In reply to Re: amazingly strong!, posted by vwoolf on August 4, 2004, at 8:58:14

hi V,
can I ask why you found the message hurtful? I'd like to know why you feel that way.

Hope you're having a good evening.

JenStar

 

Re: amazingly strong! JenStar

Posted by JenStar on August 6, 2004, at 0:01:20

In reply to Re: amazingly strong! JenStar, posted by Susan47 on August 4, 2004, at 9:56:51

hi there! :) Looks like I sparked an interesting follow-up set of comments. Thanks to everyone who responded, because I appreciate reading your points of view and learning how you feel.

Susan, your comment about your T was intriguing, and naturally (being nosy) I'm curious to know why you are not happy with the situation -- but if it's too personal, I retract the question. :)

I've been doing a lot of reading lately on different kinds of therapy, and the whole topic is fascinating to me.

In every book I read BY a therapist, (MD's and/or PhD's), the therapist made it clear that it was important for the person receiving therapy to 'give themselves over' to the process, completely trust the T, and allow their transferences to take over.
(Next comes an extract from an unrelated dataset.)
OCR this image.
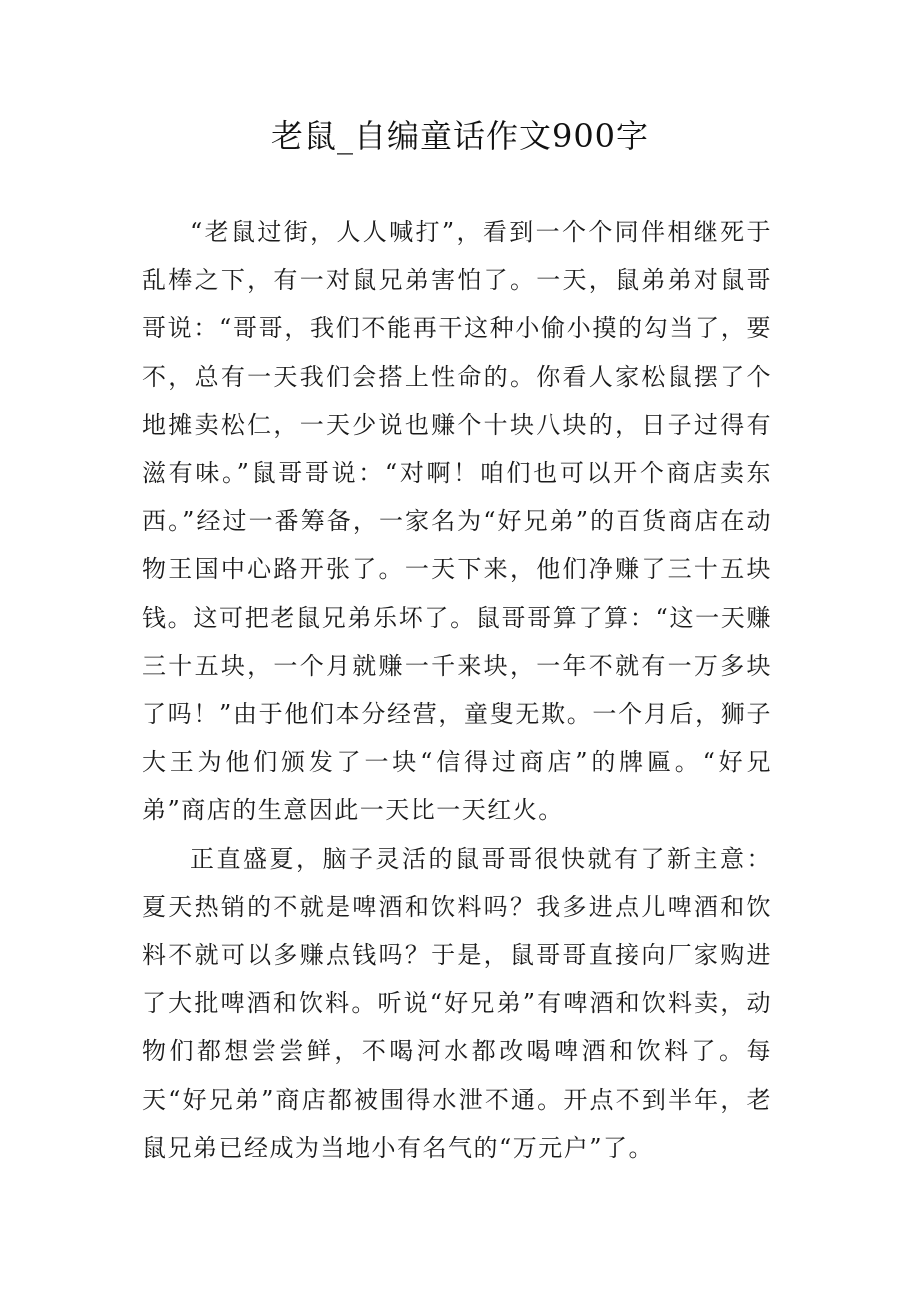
老鼠_自编童话作文900字

“老鼠过街，人人喊打”，看到一个个同伴相继死于乱棒之下，有一对鼠兄弟害怕了。一天，鼠弟弟对鼠哥哥说：“哥哥，我们不能再干这种小偷小摸的勾当了，要不，总有一天我们会搭上性命的。你看人家松鼠摆了个地摊卖松仁，一天少说也赚个十块八块的，日子过得有滋有味。”鼠哥哥说：“对啊！咱们也可以开个商店卖东西。”经过一番筹备，一家名为“好兄弟”的百货商店在动物王国中心路开张了。一天下来，他们净赚了三十五块钱。这可把老鼠兄弟乐坏了。鼠哥哥算了算：“这一天赚三十五块，一个月就赚一千来块，一年不就有一万多块了吗！”由于他们本分经营，童叟无欺。一个月后，狮子大王为他们颁发了一块“信得过商店”的牌匾。“好兄弟”商店的生意因此一天比一天红火。

正直盛夏，脑子灵活的鼠哥哥很快就有了新主意：夏天热销的不就是啤酒和饮料吗？我多进点儿啤酒和饮料不就可以多赚点钱吗？于是，鼠哥哥直接向厂家购进了大批啤酒和饮料。听说“好兄弟”有啤酒和饮料卖，动物们都想尝尝鲜，不喝河水都改喝啤酒和饮料了。每天“好兄弟”商店都被围得水泄不通。开点不到半年，老鼠兄弟已经成为当地小有名气的“万元户”了。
I did read a certain arrogance and presumption of "I know best" in each of the books. I don't know if this is shared by all T's (I supposed it MUST, in a sense - otherwise why become one, if you don't best know the ways to help cure someone?) But it turned me off, somehow. I guess I prefer people who are strong confident of their skills but have a disarming kind of humility as well instead of an arrogant air; that always seems to charm me.

I guess what fascinates me MOST is that here is this therapist -- a human being (just like me!) and he/she plans to become the most influential, important person in my life and will help me with all major life decisions. That's a heavy burden, and not everyone is really capable of doing it well. I know not all T's operate this way, but the authors of several books seem to believe that is the best way.

It just seems scary to give yourself over this way to someone who is not perfect and probably doesn't know all the answers; someone who is biased (even if they don't want to be).

That's why I'm so opposed to the idea of a person becoming SO reliant on a T. How do you know this person is really doing you any good? How can you tell? How can you tell when they're NOT doing you good? When is transference healthy and when is it flypaper for both of you? And can you REALLY trust the T to know?

But it's fun (at least for me) to think about these kinds of things. I like to debate things, with myself and with others.

I guess I need a therapist who's perfect and likes to argue. (grin.)